Another option is to go down the reflection route to trigger the event.
I'm working on a GWT project and have several void remote services that seem to execute just fine, but on the client side, end up firing the onFailure() method. No exceptions are thrown anywhere, and the expected behavior is observed on the backend. I have no idea what could be going wrong. Here is the relevant code:
Interfaces and implementation...
#RemoteServiceRelativePath("DeleteSearchService")
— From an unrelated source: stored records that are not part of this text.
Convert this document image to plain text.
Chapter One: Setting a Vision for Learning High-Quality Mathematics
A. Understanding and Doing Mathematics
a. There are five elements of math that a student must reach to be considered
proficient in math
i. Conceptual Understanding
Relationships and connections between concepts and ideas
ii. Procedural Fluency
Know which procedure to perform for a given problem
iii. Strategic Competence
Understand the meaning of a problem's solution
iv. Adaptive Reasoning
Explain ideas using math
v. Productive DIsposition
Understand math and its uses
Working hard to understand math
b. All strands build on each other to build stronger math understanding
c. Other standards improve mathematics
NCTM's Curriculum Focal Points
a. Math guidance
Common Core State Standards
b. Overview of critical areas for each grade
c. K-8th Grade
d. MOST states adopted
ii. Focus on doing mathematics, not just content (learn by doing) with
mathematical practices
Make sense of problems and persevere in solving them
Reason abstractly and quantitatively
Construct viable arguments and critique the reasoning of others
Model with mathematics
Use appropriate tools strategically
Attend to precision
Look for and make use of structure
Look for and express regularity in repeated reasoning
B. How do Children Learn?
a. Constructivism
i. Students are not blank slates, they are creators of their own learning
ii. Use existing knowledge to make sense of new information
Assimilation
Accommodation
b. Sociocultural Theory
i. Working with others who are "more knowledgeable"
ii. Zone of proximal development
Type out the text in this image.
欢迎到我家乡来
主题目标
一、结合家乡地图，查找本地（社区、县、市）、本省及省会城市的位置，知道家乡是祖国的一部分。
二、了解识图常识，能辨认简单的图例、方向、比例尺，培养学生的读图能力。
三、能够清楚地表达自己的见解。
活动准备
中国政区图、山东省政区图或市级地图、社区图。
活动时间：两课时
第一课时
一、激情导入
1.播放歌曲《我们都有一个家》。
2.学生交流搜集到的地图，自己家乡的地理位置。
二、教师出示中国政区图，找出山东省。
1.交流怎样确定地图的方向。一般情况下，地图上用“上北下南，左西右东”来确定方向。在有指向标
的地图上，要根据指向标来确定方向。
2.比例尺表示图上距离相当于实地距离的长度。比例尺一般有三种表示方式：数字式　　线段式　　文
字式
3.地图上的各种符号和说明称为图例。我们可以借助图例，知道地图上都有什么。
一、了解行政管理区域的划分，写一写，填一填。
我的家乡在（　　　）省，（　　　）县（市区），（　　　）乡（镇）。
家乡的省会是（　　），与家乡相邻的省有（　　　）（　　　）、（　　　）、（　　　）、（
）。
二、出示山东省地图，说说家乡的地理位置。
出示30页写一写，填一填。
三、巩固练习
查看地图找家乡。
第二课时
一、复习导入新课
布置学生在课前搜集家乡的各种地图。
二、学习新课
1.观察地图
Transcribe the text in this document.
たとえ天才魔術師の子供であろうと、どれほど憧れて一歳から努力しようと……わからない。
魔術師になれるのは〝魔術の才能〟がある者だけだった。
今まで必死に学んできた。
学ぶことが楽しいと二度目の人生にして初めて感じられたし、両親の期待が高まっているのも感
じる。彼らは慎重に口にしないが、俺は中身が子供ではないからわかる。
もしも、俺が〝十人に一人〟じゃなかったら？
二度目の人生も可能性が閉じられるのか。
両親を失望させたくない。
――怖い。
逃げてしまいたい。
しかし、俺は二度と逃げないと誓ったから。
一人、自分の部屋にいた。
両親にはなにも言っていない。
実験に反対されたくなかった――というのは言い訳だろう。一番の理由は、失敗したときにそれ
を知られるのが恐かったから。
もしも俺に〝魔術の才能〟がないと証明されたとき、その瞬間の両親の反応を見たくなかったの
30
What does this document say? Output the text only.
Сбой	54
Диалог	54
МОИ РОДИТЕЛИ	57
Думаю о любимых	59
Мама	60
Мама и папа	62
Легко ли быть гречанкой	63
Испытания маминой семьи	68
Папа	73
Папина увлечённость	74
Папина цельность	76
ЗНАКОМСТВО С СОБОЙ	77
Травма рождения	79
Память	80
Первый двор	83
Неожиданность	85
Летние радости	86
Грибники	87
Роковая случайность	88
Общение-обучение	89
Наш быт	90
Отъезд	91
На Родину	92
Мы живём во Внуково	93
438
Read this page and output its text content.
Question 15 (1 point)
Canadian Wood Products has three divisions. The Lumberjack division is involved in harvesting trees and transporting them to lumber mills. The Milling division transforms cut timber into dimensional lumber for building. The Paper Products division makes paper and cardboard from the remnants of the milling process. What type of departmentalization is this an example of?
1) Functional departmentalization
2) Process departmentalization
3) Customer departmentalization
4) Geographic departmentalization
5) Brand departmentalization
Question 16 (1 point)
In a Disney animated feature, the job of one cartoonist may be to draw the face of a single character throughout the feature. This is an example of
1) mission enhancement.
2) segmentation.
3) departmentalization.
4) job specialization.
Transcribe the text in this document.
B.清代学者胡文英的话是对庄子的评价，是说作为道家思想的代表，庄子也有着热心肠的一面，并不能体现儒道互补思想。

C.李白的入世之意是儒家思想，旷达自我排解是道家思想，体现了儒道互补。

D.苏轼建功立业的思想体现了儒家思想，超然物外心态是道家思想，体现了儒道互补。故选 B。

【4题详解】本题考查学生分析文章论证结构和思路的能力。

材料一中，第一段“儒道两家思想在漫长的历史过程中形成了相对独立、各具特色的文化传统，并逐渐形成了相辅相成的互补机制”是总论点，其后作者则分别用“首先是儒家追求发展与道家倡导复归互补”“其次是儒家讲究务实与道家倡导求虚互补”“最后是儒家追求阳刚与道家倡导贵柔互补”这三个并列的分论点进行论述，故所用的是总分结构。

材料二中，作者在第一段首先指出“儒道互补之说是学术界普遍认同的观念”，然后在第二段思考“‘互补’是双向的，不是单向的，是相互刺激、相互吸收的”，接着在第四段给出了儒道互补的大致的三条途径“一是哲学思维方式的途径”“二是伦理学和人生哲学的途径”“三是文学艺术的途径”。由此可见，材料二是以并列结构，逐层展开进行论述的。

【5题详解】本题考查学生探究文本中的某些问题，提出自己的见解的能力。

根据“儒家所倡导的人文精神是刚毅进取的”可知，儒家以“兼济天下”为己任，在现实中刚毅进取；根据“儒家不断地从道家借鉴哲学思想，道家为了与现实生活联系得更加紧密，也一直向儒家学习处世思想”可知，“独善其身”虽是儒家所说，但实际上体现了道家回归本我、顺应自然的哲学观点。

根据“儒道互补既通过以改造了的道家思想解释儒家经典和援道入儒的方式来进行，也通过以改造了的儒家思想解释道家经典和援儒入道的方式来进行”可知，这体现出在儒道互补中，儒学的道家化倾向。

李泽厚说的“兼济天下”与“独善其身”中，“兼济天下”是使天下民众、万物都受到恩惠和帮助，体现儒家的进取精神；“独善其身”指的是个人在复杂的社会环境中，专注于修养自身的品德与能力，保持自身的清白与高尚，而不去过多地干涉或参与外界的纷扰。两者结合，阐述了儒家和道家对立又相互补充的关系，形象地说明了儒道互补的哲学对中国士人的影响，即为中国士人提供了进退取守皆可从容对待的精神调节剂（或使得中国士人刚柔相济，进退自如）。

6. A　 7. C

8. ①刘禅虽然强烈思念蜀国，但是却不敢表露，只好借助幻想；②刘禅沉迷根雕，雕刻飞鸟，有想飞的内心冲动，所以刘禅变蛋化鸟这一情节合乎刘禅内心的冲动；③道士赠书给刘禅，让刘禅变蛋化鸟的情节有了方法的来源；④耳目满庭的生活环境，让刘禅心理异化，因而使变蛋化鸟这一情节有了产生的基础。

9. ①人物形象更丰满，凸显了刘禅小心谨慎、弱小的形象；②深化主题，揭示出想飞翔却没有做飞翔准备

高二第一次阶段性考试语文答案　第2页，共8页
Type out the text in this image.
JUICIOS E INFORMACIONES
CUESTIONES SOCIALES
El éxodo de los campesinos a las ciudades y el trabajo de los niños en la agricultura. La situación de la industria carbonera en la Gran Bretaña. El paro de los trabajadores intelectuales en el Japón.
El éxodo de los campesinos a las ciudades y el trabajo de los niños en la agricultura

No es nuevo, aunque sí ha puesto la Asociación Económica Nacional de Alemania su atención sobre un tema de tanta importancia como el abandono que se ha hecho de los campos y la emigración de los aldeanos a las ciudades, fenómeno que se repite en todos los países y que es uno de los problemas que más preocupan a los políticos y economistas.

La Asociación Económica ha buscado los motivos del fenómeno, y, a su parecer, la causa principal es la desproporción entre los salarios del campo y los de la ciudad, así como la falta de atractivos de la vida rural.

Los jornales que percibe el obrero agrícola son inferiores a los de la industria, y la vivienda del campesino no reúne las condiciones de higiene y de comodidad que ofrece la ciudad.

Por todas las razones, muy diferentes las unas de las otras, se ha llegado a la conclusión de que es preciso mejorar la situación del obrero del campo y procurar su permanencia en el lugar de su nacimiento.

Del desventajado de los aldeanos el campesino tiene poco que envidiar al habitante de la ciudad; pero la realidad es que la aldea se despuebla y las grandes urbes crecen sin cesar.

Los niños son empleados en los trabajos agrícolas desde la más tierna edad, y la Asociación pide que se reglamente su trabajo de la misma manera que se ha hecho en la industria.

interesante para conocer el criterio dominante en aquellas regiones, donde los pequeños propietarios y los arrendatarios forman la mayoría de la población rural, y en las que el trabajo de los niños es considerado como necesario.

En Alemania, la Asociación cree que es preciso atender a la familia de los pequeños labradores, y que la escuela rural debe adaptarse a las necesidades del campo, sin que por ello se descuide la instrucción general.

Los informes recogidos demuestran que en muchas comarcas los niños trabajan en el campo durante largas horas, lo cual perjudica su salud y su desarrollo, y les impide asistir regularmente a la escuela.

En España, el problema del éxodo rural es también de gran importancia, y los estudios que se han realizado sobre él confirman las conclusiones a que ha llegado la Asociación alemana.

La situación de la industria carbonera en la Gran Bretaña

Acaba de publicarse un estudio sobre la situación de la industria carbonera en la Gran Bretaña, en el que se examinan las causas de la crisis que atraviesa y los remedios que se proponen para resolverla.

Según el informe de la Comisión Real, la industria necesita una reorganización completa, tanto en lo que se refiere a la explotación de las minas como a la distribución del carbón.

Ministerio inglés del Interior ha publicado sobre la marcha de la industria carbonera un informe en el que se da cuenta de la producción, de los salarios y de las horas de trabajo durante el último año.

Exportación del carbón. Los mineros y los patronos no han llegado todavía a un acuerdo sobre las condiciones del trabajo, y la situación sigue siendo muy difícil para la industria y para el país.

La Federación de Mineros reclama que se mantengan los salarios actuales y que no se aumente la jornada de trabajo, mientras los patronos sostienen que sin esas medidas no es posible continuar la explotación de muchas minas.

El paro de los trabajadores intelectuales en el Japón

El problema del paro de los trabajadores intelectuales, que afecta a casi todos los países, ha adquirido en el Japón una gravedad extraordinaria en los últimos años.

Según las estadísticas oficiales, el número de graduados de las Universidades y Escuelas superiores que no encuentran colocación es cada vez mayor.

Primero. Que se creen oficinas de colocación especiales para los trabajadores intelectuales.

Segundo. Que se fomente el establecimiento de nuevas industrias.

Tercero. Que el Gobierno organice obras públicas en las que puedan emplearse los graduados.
public interface DeleteSearchService extends RemoteService {
/**
* Utility class for simplifying access to the instance of async service.
*/
public static class Util {
private static DeleteSearchServiceAsync instance;
public static DeleteSearchServiceAsync getInstance(){
if (instance == null) {
instance = GWT.create(DeleteSearchService.class);
}
return instance;
}
}
public void delete(SearchBean search);
}
public interface DeleteSearchServiceAsync {
public void delete(SearchBean bean, AsyncCallback<Void> callback);
}
public class DeleteSearchServiceImpl extends RemoteServiceServlet implements DeleteSearchService {
private static final long serialVersionUID = 1L;
#Override
public void delete(SearchBean search) {
try {
Connection conn = SQLAccess.getConnection();
String sql = "DELETE FROM `searches` WHERE `id`=?";
PreparedStatement ps = conn.prepareStatement(sql);
ps.setInt(1, search.getSearchId());
ps.execute();
sql = "DELETE FROM `searchsourcemap` WHERE `search-id` = ?";
ps = conn.prepareStatement(sql);
ps.setInt(1, search.getSearchId());
ps.execute();
return;
} catch (Exception e) {
// TODO Log error
e.printStackTrace();
}
}
}
Calling code...
private class DeleteListener implements ClickListener {
public void onClick(Widget sender) {
DeleteSearchServiceAsync dss = DeleteSearchService.Util.getInstance();
SearchBean bean = buildBeanFromGUI();
dss.delete(bean, new AsyncCallback<Void>(){
//#Override
public void onFailure(Throwable caught) {
// TODO log
SearchNotDeleted snd = new SearchNotDeleted();
snd.show();
}
//#Override
public void onSuccess(Void result) {
SearchDeleted sd = new SearchDeleted();
sd.show();
searchDef.getParent().removeFromParent();
}
});
}
}
I know I'm a jerk for posting like 500 lines of code but I've been staring at this since yesterday and can't figure out where I'm going wrong. Maybe a 2nd set of eyes would help...
Thanks,
brian
LGTM I'm afraid.
Are you using the hosted mode or a full-fledged browser? You can try switching and see if it helps.
Also, it might help listening to that //TODO and perform a GWT.log when onFailure is invoked.